To understand the nature of armed conflict, consider the part played -- or not played -- in it by the females of the species. Were war simply a rational instrument for the attainment of rational social ends, then the role of women should have been just as great as that of the men; after all they comprise half of humanity, and by no means its least important half. To the extent that war is indeed an instrument for increasing or safeguarding society's welfare, women's stake in it is no smaller than that of men.  This is true in general, and also because defeat is likely to create a situation in which they, and their children, will be among the fist victims." This is written in full view of the fact that Van Creveld believes that future wars will be far different in many ways than past wars. He believes that wars will be fought for objectives that have been unheard of for over 300 years -- treasure, women, hatred, and religion.  For example, "Rwanda somehow has gone way off the charts of international 'norms' in times of conflict.  It's a plunge deep, deep into the heart of darkness, bringing back images from the worst days of genocide...There is no ideology or religious zeal at work -- just raw HATRED." Another example is the northern Sudanese, Moslems, civil war with the Christian and animist southern Sudanese. Van Creveld believes that there is every prospect that religious attitudes, beliefs, and fanaticisms will play a larger role in the motivation of armed conflict than it has, in the West at any rate, for the last 300 years.

       Already, the fastest growing religion in the world is Islam.  Its very militancy is one factor behind its spread. Islam does not shy away from fighting to achieve its aims. People in many parts of the world -- including downtrodden groups in the developed world -- are finding Islam attractive precisely because it is prepared to fight. In addition, the triumph of nationalism has brought about a situation where people do not occupy a piece of land because it is valuable; on the contrary, a piece of land however remote or desolate is considered valuable because it is occupied by this people or that.
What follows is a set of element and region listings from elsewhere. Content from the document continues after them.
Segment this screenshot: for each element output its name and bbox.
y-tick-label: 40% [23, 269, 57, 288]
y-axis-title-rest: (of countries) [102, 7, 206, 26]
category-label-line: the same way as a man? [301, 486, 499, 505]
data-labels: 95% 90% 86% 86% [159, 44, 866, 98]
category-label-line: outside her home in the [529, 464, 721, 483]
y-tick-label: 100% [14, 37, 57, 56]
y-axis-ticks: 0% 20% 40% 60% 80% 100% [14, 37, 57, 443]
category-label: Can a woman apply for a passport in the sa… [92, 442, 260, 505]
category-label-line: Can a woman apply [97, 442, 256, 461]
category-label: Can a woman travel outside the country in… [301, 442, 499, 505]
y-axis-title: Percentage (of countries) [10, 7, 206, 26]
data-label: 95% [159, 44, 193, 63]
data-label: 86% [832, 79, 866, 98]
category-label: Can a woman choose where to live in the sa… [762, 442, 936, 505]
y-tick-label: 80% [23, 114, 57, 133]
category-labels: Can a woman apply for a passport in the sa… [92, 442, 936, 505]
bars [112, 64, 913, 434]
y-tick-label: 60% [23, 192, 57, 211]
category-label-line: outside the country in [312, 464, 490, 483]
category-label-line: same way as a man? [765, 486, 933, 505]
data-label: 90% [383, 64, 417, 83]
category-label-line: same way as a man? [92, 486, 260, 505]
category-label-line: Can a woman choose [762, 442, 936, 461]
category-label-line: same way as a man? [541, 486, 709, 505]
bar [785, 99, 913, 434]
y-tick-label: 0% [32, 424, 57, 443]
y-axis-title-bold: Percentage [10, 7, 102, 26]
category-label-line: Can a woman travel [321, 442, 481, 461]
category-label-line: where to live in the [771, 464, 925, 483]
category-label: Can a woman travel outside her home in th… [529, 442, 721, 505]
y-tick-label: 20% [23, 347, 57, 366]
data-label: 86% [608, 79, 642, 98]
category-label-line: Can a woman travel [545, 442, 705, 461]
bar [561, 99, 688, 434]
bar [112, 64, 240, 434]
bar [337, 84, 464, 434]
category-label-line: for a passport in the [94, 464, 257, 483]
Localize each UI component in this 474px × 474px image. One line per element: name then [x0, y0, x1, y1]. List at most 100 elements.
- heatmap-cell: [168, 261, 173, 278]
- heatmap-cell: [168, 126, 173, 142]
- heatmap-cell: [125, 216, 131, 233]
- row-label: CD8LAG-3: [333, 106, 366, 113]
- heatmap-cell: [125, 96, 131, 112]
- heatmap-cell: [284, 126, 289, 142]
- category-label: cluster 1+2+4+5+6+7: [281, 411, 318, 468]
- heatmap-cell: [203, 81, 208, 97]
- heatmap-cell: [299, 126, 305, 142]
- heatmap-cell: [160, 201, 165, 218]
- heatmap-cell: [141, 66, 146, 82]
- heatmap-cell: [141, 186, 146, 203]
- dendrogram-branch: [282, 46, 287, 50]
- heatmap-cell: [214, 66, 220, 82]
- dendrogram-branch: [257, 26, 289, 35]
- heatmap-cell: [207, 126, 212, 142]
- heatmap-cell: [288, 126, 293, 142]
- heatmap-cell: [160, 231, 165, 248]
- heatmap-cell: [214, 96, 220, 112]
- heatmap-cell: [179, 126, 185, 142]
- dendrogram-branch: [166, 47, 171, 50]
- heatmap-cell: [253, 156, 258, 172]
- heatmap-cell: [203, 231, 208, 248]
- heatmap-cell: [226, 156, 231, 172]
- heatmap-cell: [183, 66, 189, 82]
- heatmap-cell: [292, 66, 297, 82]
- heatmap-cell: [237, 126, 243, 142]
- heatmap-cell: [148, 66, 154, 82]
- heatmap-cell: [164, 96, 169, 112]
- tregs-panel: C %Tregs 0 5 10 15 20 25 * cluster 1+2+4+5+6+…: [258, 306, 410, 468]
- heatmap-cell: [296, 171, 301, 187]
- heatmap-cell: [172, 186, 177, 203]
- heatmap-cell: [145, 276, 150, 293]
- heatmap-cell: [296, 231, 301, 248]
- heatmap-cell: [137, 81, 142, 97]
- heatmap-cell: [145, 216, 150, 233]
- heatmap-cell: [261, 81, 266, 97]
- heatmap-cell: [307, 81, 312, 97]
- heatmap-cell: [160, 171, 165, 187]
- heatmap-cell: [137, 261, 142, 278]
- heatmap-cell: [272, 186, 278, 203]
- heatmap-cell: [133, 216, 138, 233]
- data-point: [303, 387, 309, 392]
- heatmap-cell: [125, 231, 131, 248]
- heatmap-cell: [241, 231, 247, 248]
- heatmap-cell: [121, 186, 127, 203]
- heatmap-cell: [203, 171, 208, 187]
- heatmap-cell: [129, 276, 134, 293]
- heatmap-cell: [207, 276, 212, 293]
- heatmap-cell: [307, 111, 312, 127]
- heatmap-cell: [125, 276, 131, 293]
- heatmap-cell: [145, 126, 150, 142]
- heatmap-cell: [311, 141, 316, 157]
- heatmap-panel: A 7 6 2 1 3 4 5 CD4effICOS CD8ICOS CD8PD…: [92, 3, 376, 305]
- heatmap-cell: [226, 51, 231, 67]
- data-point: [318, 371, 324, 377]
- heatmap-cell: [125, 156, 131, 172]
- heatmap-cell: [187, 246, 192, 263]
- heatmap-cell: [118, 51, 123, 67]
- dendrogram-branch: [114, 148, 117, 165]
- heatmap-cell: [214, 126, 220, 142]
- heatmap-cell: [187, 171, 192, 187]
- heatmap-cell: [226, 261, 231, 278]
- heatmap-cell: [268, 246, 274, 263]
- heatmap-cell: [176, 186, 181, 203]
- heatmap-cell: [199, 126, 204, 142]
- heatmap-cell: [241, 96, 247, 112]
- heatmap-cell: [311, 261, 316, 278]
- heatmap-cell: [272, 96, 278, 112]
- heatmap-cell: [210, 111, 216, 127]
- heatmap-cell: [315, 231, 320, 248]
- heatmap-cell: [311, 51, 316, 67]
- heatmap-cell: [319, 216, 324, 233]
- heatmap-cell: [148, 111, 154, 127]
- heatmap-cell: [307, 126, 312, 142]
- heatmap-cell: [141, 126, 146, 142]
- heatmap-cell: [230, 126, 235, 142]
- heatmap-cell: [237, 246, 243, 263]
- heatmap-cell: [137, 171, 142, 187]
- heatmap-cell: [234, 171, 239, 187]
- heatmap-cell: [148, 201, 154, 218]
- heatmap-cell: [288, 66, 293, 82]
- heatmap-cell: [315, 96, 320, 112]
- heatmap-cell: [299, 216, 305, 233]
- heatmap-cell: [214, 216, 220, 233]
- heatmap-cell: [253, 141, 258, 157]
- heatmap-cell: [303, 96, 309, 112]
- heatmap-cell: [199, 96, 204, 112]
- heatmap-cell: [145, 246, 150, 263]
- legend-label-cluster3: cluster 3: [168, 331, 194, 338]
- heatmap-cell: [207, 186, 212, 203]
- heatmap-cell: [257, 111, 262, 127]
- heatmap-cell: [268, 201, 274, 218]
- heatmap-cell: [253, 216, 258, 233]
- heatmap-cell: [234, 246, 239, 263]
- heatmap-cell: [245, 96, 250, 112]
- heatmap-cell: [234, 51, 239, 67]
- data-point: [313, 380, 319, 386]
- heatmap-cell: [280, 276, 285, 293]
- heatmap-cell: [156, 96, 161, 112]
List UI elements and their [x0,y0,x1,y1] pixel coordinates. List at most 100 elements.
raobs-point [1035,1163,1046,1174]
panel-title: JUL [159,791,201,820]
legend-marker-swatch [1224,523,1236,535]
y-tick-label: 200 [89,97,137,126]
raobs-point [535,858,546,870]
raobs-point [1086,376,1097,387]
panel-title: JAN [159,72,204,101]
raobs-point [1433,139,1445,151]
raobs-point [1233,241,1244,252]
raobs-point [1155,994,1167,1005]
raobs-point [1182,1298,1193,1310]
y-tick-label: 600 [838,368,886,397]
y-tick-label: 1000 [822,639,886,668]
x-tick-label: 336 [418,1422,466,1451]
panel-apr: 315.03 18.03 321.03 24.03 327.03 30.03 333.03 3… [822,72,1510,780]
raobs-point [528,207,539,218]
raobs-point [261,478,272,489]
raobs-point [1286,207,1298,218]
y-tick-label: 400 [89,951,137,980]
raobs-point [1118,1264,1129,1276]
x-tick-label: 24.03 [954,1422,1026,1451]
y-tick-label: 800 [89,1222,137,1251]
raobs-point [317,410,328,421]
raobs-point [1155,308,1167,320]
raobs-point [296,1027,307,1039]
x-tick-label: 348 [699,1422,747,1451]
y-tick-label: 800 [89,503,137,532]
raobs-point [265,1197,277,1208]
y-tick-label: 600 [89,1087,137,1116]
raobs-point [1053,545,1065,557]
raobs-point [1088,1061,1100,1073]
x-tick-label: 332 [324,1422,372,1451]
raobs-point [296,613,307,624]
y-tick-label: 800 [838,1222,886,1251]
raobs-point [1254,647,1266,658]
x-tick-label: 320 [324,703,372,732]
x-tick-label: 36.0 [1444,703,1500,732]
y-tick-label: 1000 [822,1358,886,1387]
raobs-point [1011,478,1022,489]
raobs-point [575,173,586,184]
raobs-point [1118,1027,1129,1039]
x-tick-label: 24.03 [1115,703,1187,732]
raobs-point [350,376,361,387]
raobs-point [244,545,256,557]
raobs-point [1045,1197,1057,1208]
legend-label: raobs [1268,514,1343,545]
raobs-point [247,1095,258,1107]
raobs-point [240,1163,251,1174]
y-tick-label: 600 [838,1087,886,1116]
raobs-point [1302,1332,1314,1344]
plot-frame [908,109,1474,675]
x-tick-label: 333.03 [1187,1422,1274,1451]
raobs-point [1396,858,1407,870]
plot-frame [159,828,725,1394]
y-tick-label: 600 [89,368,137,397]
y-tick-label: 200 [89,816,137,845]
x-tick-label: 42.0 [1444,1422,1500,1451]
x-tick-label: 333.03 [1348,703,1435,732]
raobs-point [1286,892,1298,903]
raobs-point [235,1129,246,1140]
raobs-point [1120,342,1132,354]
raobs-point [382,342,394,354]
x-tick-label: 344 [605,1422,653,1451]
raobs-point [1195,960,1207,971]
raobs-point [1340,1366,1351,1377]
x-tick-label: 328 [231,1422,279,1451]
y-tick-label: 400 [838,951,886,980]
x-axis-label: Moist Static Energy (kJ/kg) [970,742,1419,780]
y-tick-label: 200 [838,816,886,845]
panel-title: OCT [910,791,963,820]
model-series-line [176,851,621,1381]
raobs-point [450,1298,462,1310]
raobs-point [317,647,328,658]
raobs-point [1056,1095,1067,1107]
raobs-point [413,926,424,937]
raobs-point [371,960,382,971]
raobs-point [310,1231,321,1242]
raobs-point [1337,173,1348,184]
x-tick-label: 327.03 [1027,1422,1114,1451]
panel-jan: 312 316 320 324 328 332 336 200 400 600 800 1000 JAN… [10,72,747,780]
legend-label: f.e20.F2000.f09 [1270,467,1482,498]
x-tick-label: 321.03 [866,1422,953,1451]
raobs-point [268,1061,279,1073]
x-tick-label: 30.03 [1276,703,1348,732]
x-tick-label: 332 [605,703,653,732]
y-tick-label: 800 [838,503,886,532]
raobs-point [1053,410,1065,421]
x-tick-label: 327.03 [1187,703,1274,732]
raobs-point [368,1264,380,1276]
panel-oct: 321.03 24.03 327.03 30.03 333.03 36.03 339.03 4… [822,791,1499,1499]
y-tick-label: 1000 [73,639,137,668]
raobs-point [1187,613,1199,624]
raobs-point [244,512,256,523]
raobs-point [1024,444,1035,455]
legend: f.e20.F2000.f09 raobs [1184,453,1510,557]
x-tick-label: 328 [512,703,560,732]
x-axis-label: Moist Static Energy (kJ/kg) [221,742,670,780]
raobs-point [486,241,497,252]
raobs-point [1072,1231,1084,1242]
For example, Armenian strongholds (150,000 in the mountains) within Azerbaijan (population of 7.3 million) are winning a guerrilla war. Serbs in Bosnia are winning a war against the Croat and Muslim populations.

       The lessons here are obvious. The emerging nature of warfare -- nontrinitarian low-level conflict over objectives that have not been paramount in over 300 years -- and the diminished effectiveness of our traditional high-tech armed forces in such warfare will, with the addition of women-in-combat, result in a complete dissolution of our armed forces as we now recognize them. In their place, if we are prescient enough to accomplish it, will be a new and differently constituted armed force of 'warriors' trained in the counter-insurgency kinds of warfare that are even today erupting in our urban centers.  This armed force will be as described in previous sections of this report.  The decay and dissolution of our traditional armed forces is preordained by the nature of future warfare and the forces of nature at work when we place women as a large fraction of our 'fighting troops.'  When men voluntarily shun such conventional fighting forces, they will more likely gravitate toward the more 'violent' and potentially brutal and savage kinds of warfare that will be required to protect our citizens from the nontrinitarian threats we will face. These new forces will be more like the 'Seal Teams,' 'Rangers,' 'Commandos,' 'Special Forces,' and 'Secret Service' than the forces that are now being joined in droves by women for glorious 'careers.'

       Women must not serve in combat roles in these new forces. If they do, our young men will not join. If our young men do not rise to take the risks and meet the challenges of the changing nature of warfare in the twenty-first century, our brief experiment with democracy -- a constitutional republic -- will perish.